Fortunately, DMV has great material to help those learning to drive and those who are helping them!
“I recommend that parents review ‘The Oregon Parent Guide to Teen Driving’ booklet and that teens read the ‘What to Expect from your Drive Test’ pamphlet,” said Aster Correia, transportation service representative in DMV’s Baker City field office. “Unfortunately, we have seen many teens fail in the office based off the information they studied incorrectly on a phone app or the wrong site online.”
Reviewing the right material, such as the Oregon Driver Manual; having parental involvement in training; and enrolling in an ODOT-approved driver education program are three key elements of success for teen drivers.
“These steps are a great way to instill life-long safe driving behaviors in students,” said Jody Raska, ODOT Driver Education Program manager.
Important things to consider
The greatest dangers for teen drivers include driving impaired and/or distracted, speeding and not always wearing a seat belt. Role-model the behavior you support, and remind your teens how much you care by insisting they obey the rules of the road, including not using the phone at all when behind the wheel.
Across the country, young drivers show up in large numbers when it comes to fatal and serious injury crashes. In one year alone (2019) in the U.S., 2,042 people were killed in crashes involving teen drivers (age 15 – 18), according to the National Highway Traffic Safety Administration. For that same year, NHTSA data also indicates:
- 45% of teen drivers who died in crashes were unbuckled.
- 27% of teen drivers involved in fatal crashes were speeding at the time of the crash.
- 16% of teen drivers involved in fatal crashes had alcohol in their system.
“Speed, impairment, lack of seat belt use and distraction continue to be the leading causes of teen crashes,” Raska said. “It’s best if we can start off creating good habits when drivers are young.”
In Oregon from 2014- 2018, young drivers (age 15 – 20), were involved in 14.2% of fatal and serious injury crashes — that breaks down to a tragic 221 fatal crashes and 1,129 serious injury crashes. This group makes up the second highest proportion of drivers involved in those crashes behind aging drivers (age 65+) and on par with motorcyclists.
How can we help young drivers?
Approved, formal driver education saves lives. ODOT has educational information online for parents and young drivers (Why Drive with Ed?), including a list of approved driver education providers.
Training and practice will help young drivers avoid some common errors. According to Kusznirczuk, Saddler and Correia, young drivers often lack depth in the ability to observe their surroundings.

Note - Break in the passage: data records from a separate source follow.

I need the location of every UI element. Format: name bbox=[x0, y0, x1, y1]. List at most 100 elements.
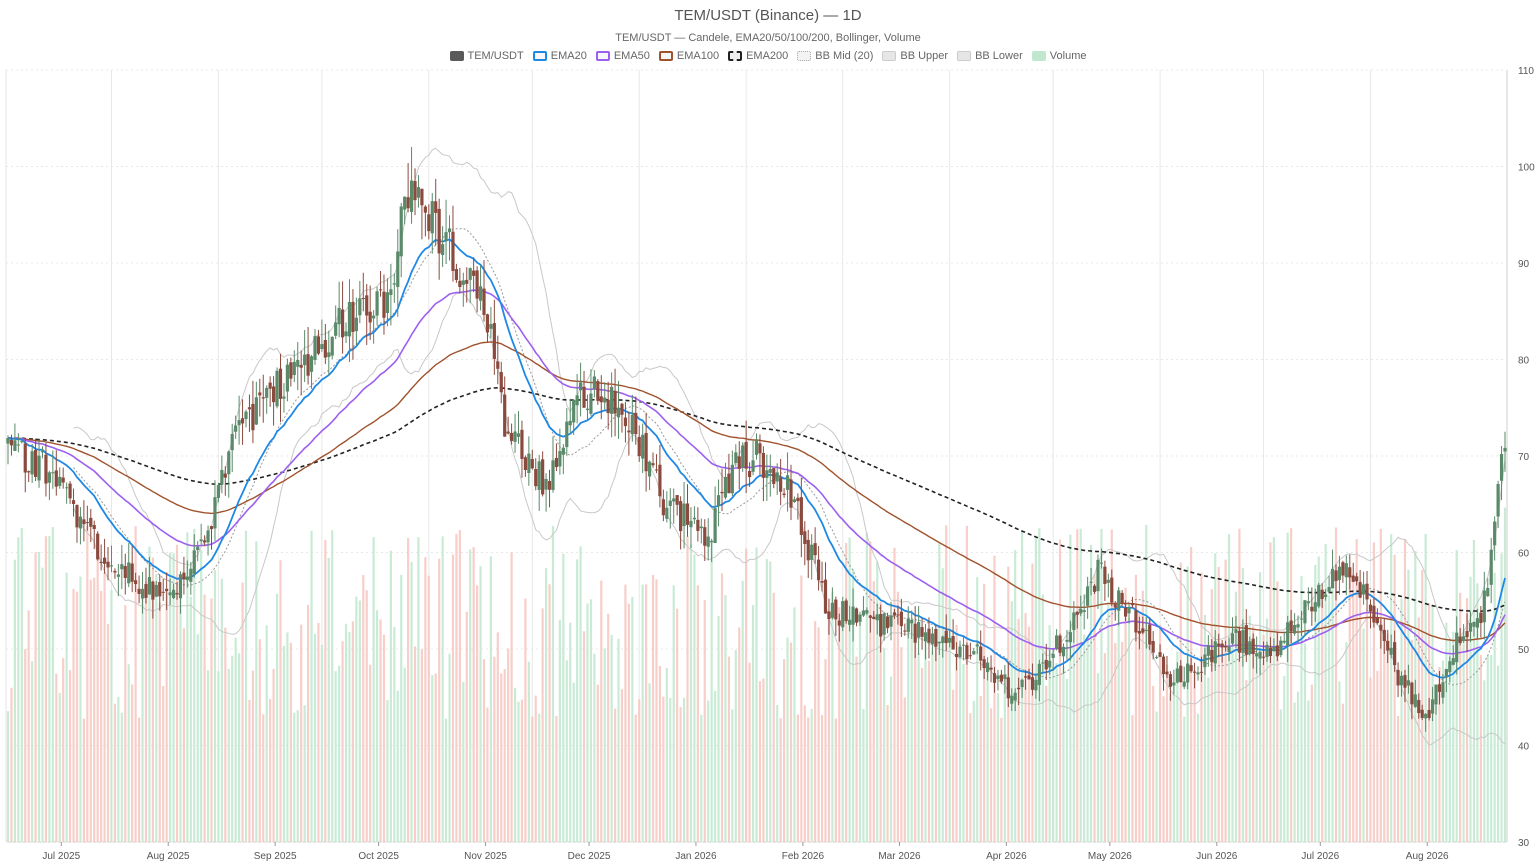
candle-body bbox=[154, 584, 158, 597]
legend-item-tem-usdt[interactable]: TEM/USDT bbox=[449, 50, 524, 62]
volume-bar bbox=[248, 699, 251, 842]
volume-bar bbox=[169, 552, 172, 842]
volume-bar bbox=[127, 664, 130, 842]
volume-bar bbox=[241, 582, 244, 842]
volume-bar bbox=[810, 709, 813, 842]
volume-bar bbox=[62, 658, 65, 842]
legend-item-ema50[interactable]: EMA50 bbox=[595, 50, 650, 62]
candle-body bbox=[551, 460, 555, 491]
candle-body bbox=[1334, 570, 1338, 582]
candle-body bbox=[130, 563, 134, 582]
candle-body bbox=[189, 568, 193, 582]
candle-body bbox=[1462, 636, 1466, 641]
volume-bar bbox=[1452, 631, 1455, 842]
volume-bar bbox=[258, 639, 261, 842]
candle-body bbox=[265, 387, 269, 398]
candle-body bbox=[1220, 643, 1224, 648]
candle-body bbox=[641, 434, 645, 459]
candle-body bbox=[578, 382, 583, 391]
legend-item-ema200[interactable]: EMA200 bbox=[728, 50, 788, 62]
volume-bar bbox=[1069, 534, 1072, 842]
volume-bar bbox=[1459, 592, 1462, 842]
candle-body bbox=[644, 432, 648, 472]
volume-bar bbox=[1500, 553, 1503, 842]
legend-item-ema100[interactable]: EMA100 bbox=[658, 50, 719, 62]
candle-body bbox=[665, 507, 669, 519]
volume-bar bbox=[1383, 633, 1386, 842]
candle-body bbox=[1327, 586, 1331, 592]
volume-bar bbox=[758, 681, 762, 842]
candle-body bbox=[1224, 645, 1228, 648]
candle-body bbox=[385, 292, 390, 314]
volume-bar bbox=[1296, 691, 1300, 842]
candle-body bbox=[451, 231, 455, 271]
volume-bar bbox=[206, 670, 210, 842]
candle-body bbox=[303, 354, 307, 366]
volume-bar bbox=[927, 660, 931, 842]
candle-body bbox=[1103, 566, 1107, 584]
legend-item-volume[interactable]: Volume bbox=[1031, 50, 1086, 62]
legend-item-bb-lower[interactable]: BB Lower bbox=[957, 50, 1023, 62]
legend-item-bb-mid-20[interactable]: BB Mid (20) bbox=[797, 50, 873, 62]
candle-body bbox=[1324, 594, 1328, 598]
volume-bar bbox=[10, 687, 13, 842]
candle-body bbox=[1299, 618, 1304, 620]
volume-bar bbox=[876, 561, 879, 842]
candle-body bbox=[1375, 617, 1379, 624]
volume-bar bbox=[1227, 534, 1231, 842]
candle-body bbox=[296, 359, 300, 367]
candle-body bbox=[1396, 669, 1400, 686]
volume-bar bbox=[638, 699, 641, 842]
chart-legend[interactable]: TEM/USDT EMA20 EMA50 EMA100 EMA200 BB Mid (20… bbox=[0, 50, 1536, 62]
candle-body bbox=[820, 581, 824, 583]
candle-body bbox=[51, 472, 55, 474]
volume-bar bbox=[469, 549, 472, 842]
candle-body bbox=[1234, 629, 1238, 633]
candle-body bbox=[1255, 653, 1259, 657]
candle-body bbox=[413, 181, 417, 201]
candle-body bbox=[102, 557, 107, 564]
legend-item-bb-upper[interactable]: BB Upper bbox=[882, 50, 948, 62]
legend-item-ema20[interactable]: EMA20 bbox=[532, 50, 587, 62]
volume-bar bbox=[503, 669, 506, 842]
candle-body bbox=[372, 315, 376, 319]
candle-body bbox=[989, 667, 993, 670]
candle-body bbox=[830, 602, 834, 618]
volume-bar bbox=[1348, 568, 1351, 842]
volume-bar bbox=[1310, 684, 1313, 842]
volume-bar bbox=[1379, 528, 1382, 842]
candle-body bbox=[603, 397, 607, 403]
candle-body bbox=[361, 298, 365, 300]
x-tick-label: Aug 2026 bbox=[1406, 851, 1449, 862]
candle-body bbox=[75, 504, 79, 528]
volume-bar bbox=[1386, 633, 1389, 842]
candle-body bbox=[696, 519, 700, 531]
volume-bar bbox=[527, 661, 530, 842]
candle-body bbox=[375, 291, 379, 316]
candle-body bbox=[396, 251, 400, 287]
volume-bar bbox=[351, 621, 355, 842]
candle-body bbox=[796, 497, 800, 502]
volume-bar bbox=[37, 551, 41, 842]
volume-bar bbox=[1234, 591, 1238, 842]
volume-bar bbox=[106, 623, 110, 842]
y-tick-label: 30 bbox=[1518, 838, 1530, 849]
candle-body bbox=[1313, 602, 1317, 612]
candle-body bbox=[430, 201, 434, 234]
volume-bar bbox=[1193, 669, 1196, 842]
volume-bar bbox=[1027, 626, 1031, 842]
volume-bar bbox=[141, 597, 144, 842]
volume-bar bbox=[75, 591, 79, 842]
volume-bar bbox=[676, 608, 679, 842]
candle-body bbox=[403, 196, 407, 210]
candle-body bbox=[685, 503, 690, 525]
legend-swatch bbox=[1031, 51, 1046, 61]
volume-bar bbox=[586, 603, 589, 842]
candle-body bbox=[827, 611, 831, 620]
volume-bar bbox=[1134, 574, 1138, 842]
candle-body bbox=[1072, 612, 1076, 631]
candle-body bbox=[78, 516, 83, 529]
candle-body bbox=[720, 491, 724, 494]
candle-body bbox=[868, 615, 872, 618]
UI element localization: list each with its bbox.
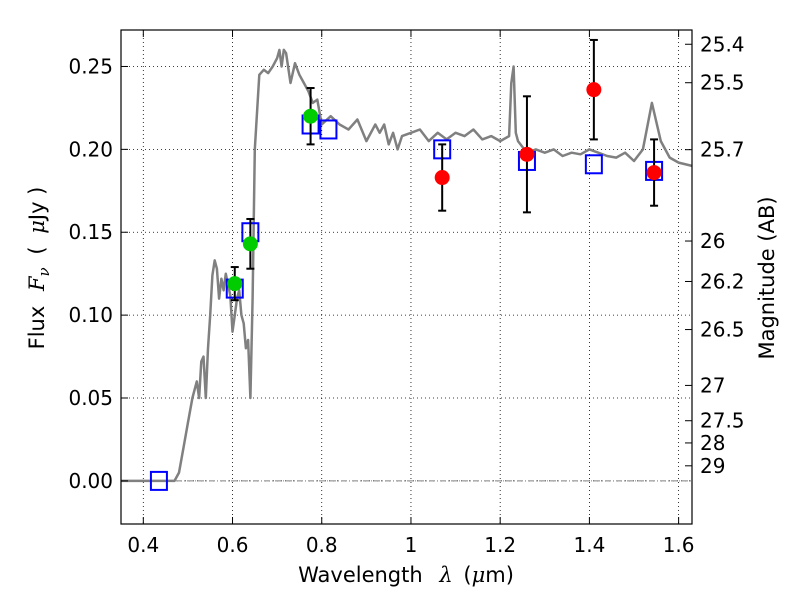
x-axis-label-symbol: λ	[438, 563, 452, 587]
y2-tick-label: 27.5	[700, 409, 745, 433]
x-tick-label: 0.6	[217, 533, 249, 557]
x-ticks: 0.4 0.6 0.8 1 1.2 1.4 1.6	[127, 30, 695, 557]
model-photometry-square	[149, 470, 168, 491]
y-axis-label: Flux Fν ( μJy )	[25, 187, 54, 350]
observed-points-layer	[227, 82, 662, 292]
y-axis-label-symbol: F	[25, 275, 49, 292]
observed-point-red	[434, 170, 450, 186]
grid-layer	[121, 30, 692, 524]
x-tick-label: 1	[405, 533, 418, 557]
y-axis-label-unit-close: Jy )	[25, 187, 49, 223]
model-sed-line	[121, 48, 693, 483]
y2-tick-label: 25.5	[700, 71, 745, 95]
y-tick-label: 0.05	[68, 386, 113, 410]
y-axis-label-unit-mu: μ	[25, 220, 49, 234]
model-photometry-square	[584, 154, 603, 175]
x-axis-label-unit-open: (	[463, 563, 471, 587]
y2-tick-label: 26.5	[700, 318, 745, 342]
model-photometry-layer	[149, 114, 664, 491]
model-sed-layer	[121, 48, 693, 483]
y-tick-label: 0.25	[68, 54, 113, 78]
y-tick-label: 0.15	[68, 220, 113, 244]
y2-tick-label: 27	[700, 373, 725, 397]
y-tick-label: 0.00	[68, 469, 113, 493]
x-axis-label-unit-mu: μ	[472, 563, 486, 587]
y2-axis-label: Magnitude (AB)	[755, 196, 779, 359]
x-tick-label: 1.6	[663, 533, 695, 557]
model-photometry-square	[319, 119, 338, 140]
plot-frame	[120, 29, 693, 525]
y2-tick-label: 28	[700, 431, 725, 455]
y-axis-label-prefix: Flux	[25, 306, 49, 350]
x-tick-label: 1.2	[484, 533, 516, 557]
y-tick-label: 0.20	[68, 137, 113, 161]
error-bars-layer	[230, 38, 659, 302]
x-axis-label-unit-close: m)	[485, 563, 514, 587]
x-tick-label: 0.4	[127, 533, 159, 557]
x-tick-label: 0.8	[306, 533, 338, 557]
y-axis-label-symbol-sub: ν	[35, 267, 53, 276]
y-tick-label: 0.10	[68, 303, 113, 327]
y-axis-label-unit-open: (	[25, 246, 49, 254]
observed-point-green	[303, 108, 319, 124]
observed-point-green	[227, 276, 243, 292]
y2-tick-label: 29	[700, 454, 725, 478]
x-tick-label: 1.4	[573, 533, 605, 557]
x-axis-label-prefix: Wavelength	[298, 563, 423, 587]
observed-point-red	[519, 146, 535, 162]
y2-tick-label: 25.4	[700, 32, 745, 56]
y2-tick-label: 26	[700, 229, 725, 253]
x-axis-label: Wavelength λ (μm)	[298, 563, 514, 587]
y-ticks: 0.00 0.05 0.10 0.15 0.20 0.25	[68, 54, 128, 493]
observed-point-green	[242, 236, 258, 252]
y2-tick-label: 25.7	[700, 138, 745, 162]
y2-tick-label: 26.2	[700, 269, 745, 293]
observed-point-red	[586, 82, 602, 98]
observed-point-red	[646, 165, 662, 181]
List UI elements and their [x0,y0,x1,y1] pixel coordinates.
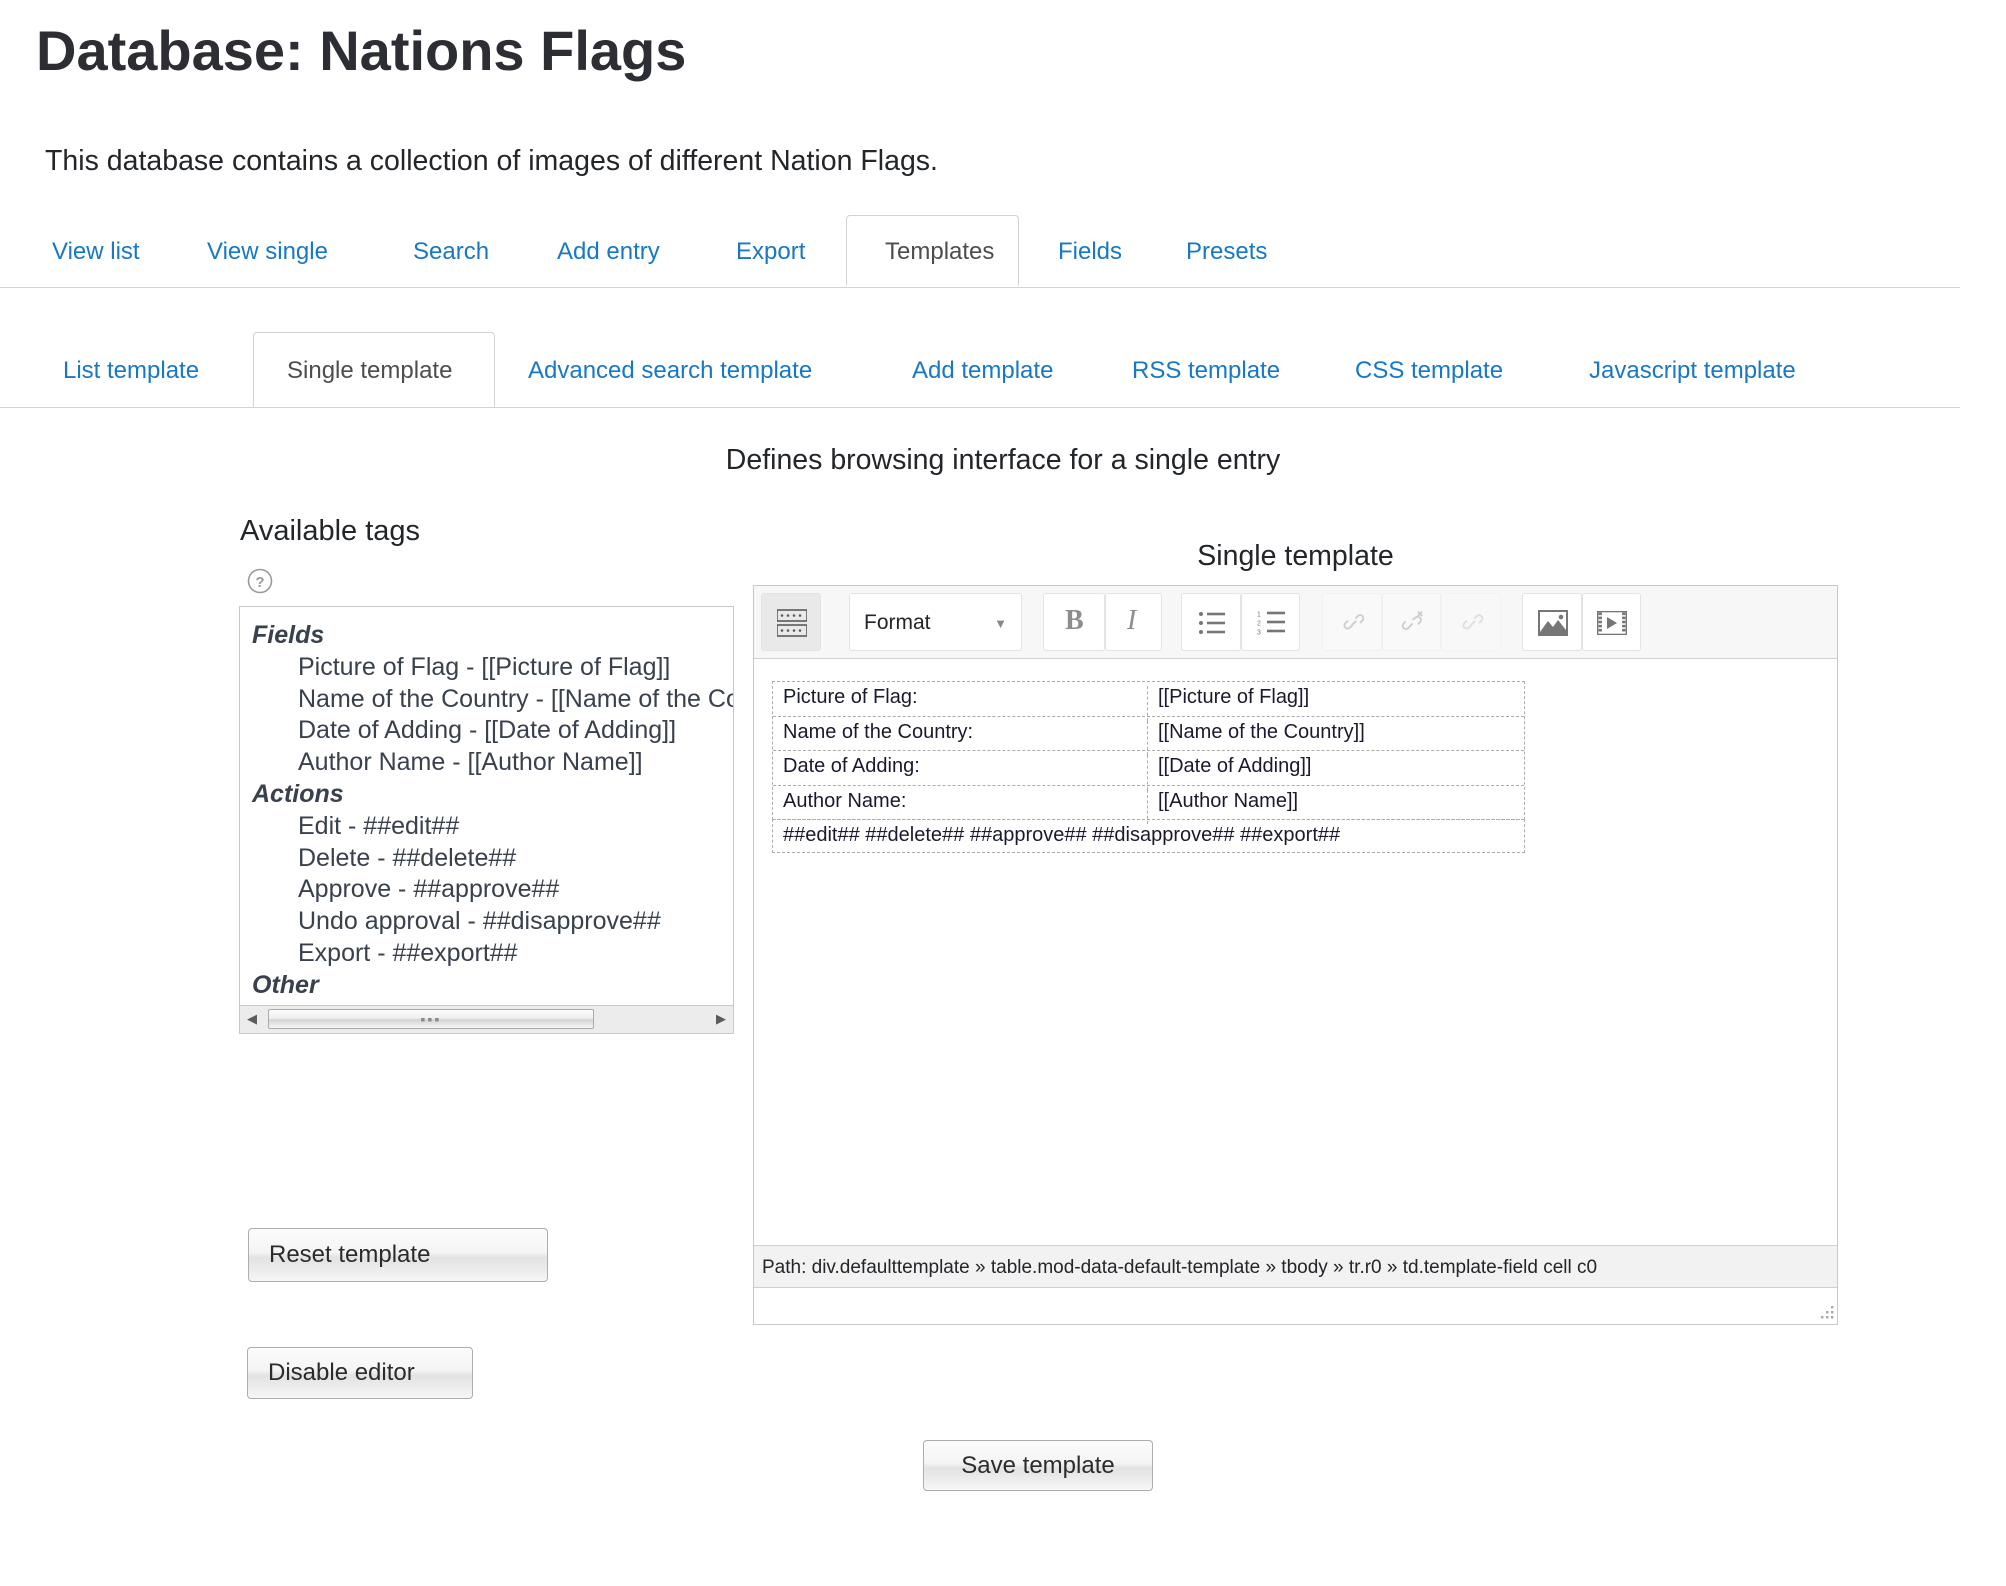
svg-text:2: 2 [1257,621,1261,628]
svg-text:3: 3 [1257,630,1261,636]
svg-text:1: 1 [1257,612,1261,619]
svg-text:?: ? [255,574,264,591]
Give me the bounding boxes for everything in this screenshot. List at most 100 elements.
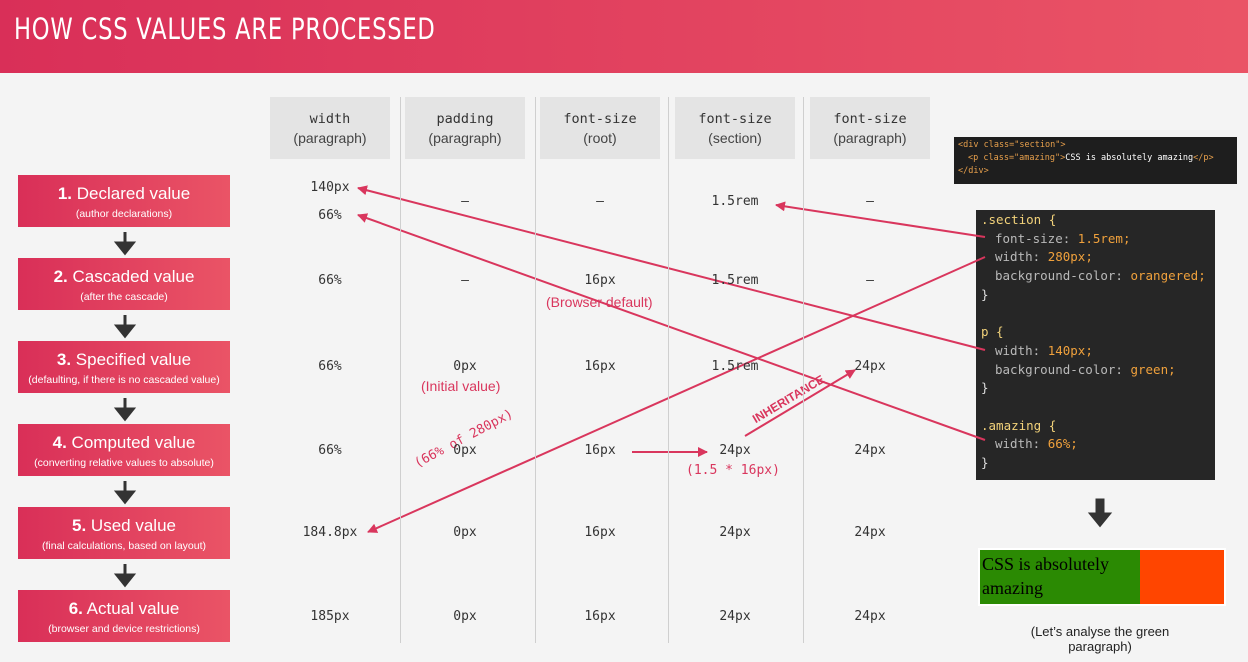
stage-name: Used value: [90, 516, 176, 535]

Not checking blind spots thoroughly, seeing only the traffic that’s close by, and even going straight through stop signs are behaviors not uncommon during drive tests.
Ready to talk with your teen about driving? NHTSA offers tips on how to discuss common driver-related issues. If you’re waiting for a good time to have this important discussion, National Teen Driver Safety Week is here, parents and guardians, so go for it!